If we're going to adopt a strategy for LiveCode to attain what I feel is its rightful place among the world's great languages, we'll want to understand those languages and the choices people made to make them so popular.
Someone tried it before with a website of 1001 programs written in LiveCode and it never grew much. The LiveCode community is very small and tight. Most people will only join in if it was sponsored by LiveCode itself and not another single person endeavor.
Just putting LiveCode Ltd's name on a project will not instantly make the project successful.
And conversely, no truly great project will be held back if sufficiently well executed regardless of who writes the check for the hosting.
Come up with a great project, and LC Ltd would probably support it. Write them. You're far more likely to get a response from them when you write to them than writing to other LiveCode users in a user-to-user support forum.
But think the project through. Make a compelling pitch. Learn what motivates today's learners to choose a language, and demonstrate how the project will address those concerns.
Studying and supporting the user experience is how great things happen.
And if we study earnestly, we can see that the growth of many of the world's most popular languages is a function of the community who uses them, far more than the core dev team who maintains them.
As for the MillionDollarHomePage: It was launched in August and became an Internet phenomenon.
August of 2005. 12 years ago.
It was a great moment in history, but isolated to that moment. And he wasn't selling anything other than the novelty of the page, which is why we don't see a MillonSodaCapsHomePage or a MillionBurgersHomePage. It was a fine invention, but a one-off.

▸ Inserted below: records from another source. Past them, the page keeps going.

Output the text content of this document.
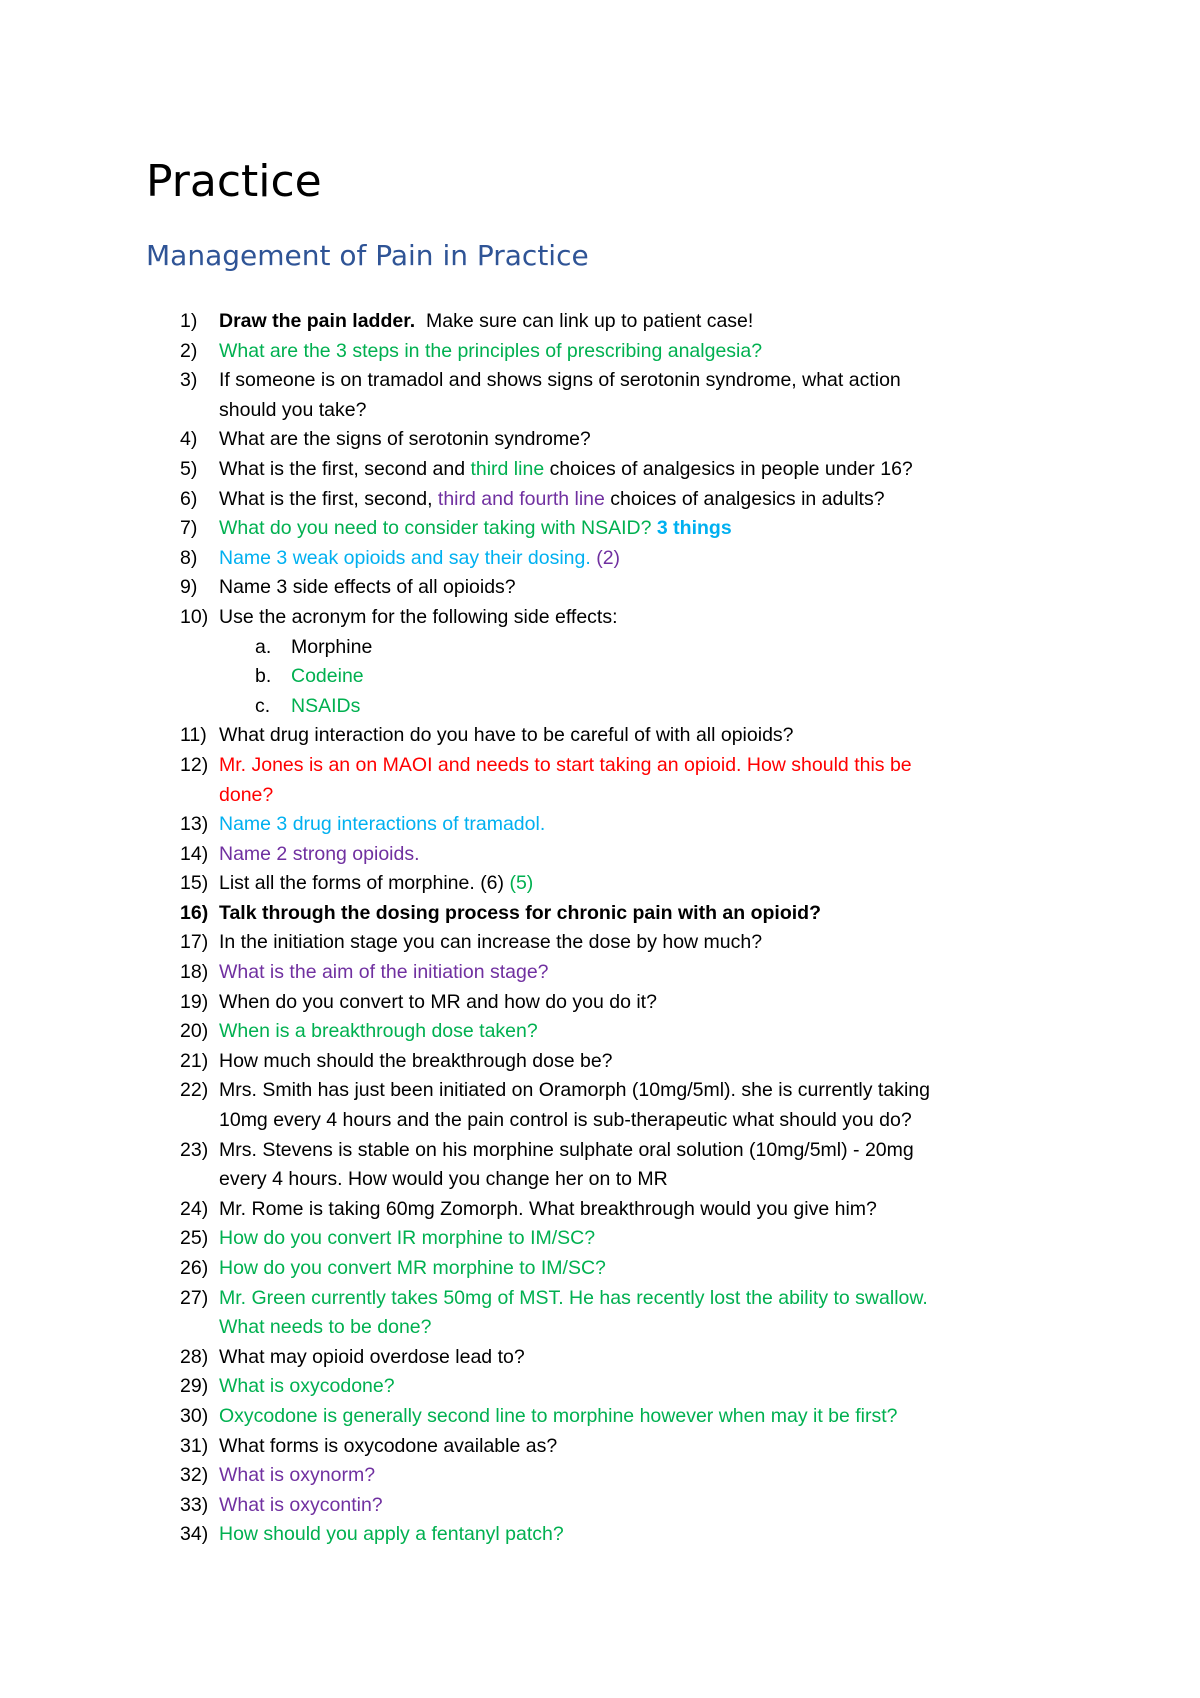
Practice
Management of Pain in Practice
1) Draw the pain ladder.  Make sure can link up to patient case!
2) What are the 3 steps in the principles of prescribing analgesia?
3) If someone is on tramadol and shows signs of serotonin syndrome, what action
should you take?
4) What are the signs of serotonin syndrome?
5) What is the first, second and third line choices of analgesics in people under 16?
6) What is the first, second, third and fourth line choices of analgesics in adults?
7) What do you need to consider taking with NSAID? 3 things
8) Name 3 weak opioids and say their dosing. (2)
9) Name 3 side effects of all opioids?
10) Use the acronym for the following side effects:
a. Morphine
b. Codeine
c. NSAIDs
11) What drug interaction do you have to be careful of with all opioids?
12) Mr. Jones is an on MAOI and needs to start taking an opioid. How should this be
done?
13) Name 3 drug interactions of tramadol.
14) Name 2 strong opioids.
15) List all the forms of morphine. (6) (5)
16) Talk through the dosing process for chronic pain with an opioid?
17) In the initiation stage you can increase the dose by how much?
18) What is the aim of the initiation stage?
19) When do you convert to MR and how do you do it?
20) When is a breakthrough dose taken?
21) How much should the breakthrough dose be?
22) Mrs. Smith has just been initiated on Oramorph (10mg/5ml). she is currently taking
10mg every 4 hours and the pain control is sub-therapeutic what should you do?
23) Mrs. Stevens is stable on his morphine sulphate oral solution (10mg/5ml) - 20mg
every 4 hours. How would you change her on to MR
24) Mr. Rome is taking 60mg Zomorph. What breakthrough would you give him?
25) How do you convert IR morphine to IM/SC?
26) How do you convert MR morphine to IM/SC?
27) Mr. Green currently takes 50mg of MST. He has recently lost the ability to swallow.
What needs to be done?
28) What may opioid overdose lead to?
29) What is oxycodone?
30) Oxycodone is generally second line to morphine however when may it be first?
31) What forms is oxycodone available as?
32) What is oxynorm?
33) What is oxycontin?
34) How should you apply a fentanyl patch?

The thing that made it so interesting to so many people was that it was original. It didn't merely emulate something that had come before it.
All good viral marketing has that quality. Freshness. New. Something we haven't seen before.
So I very much like the spirit of doing something no one else has done, and the vision of doing it to introduce more people to a software development toolkit.
Now the task at hand is to study what learners have been doing, look at the unique value of LC not yet recognized by them, and invent an entirely never-before-seen method of communicating that value.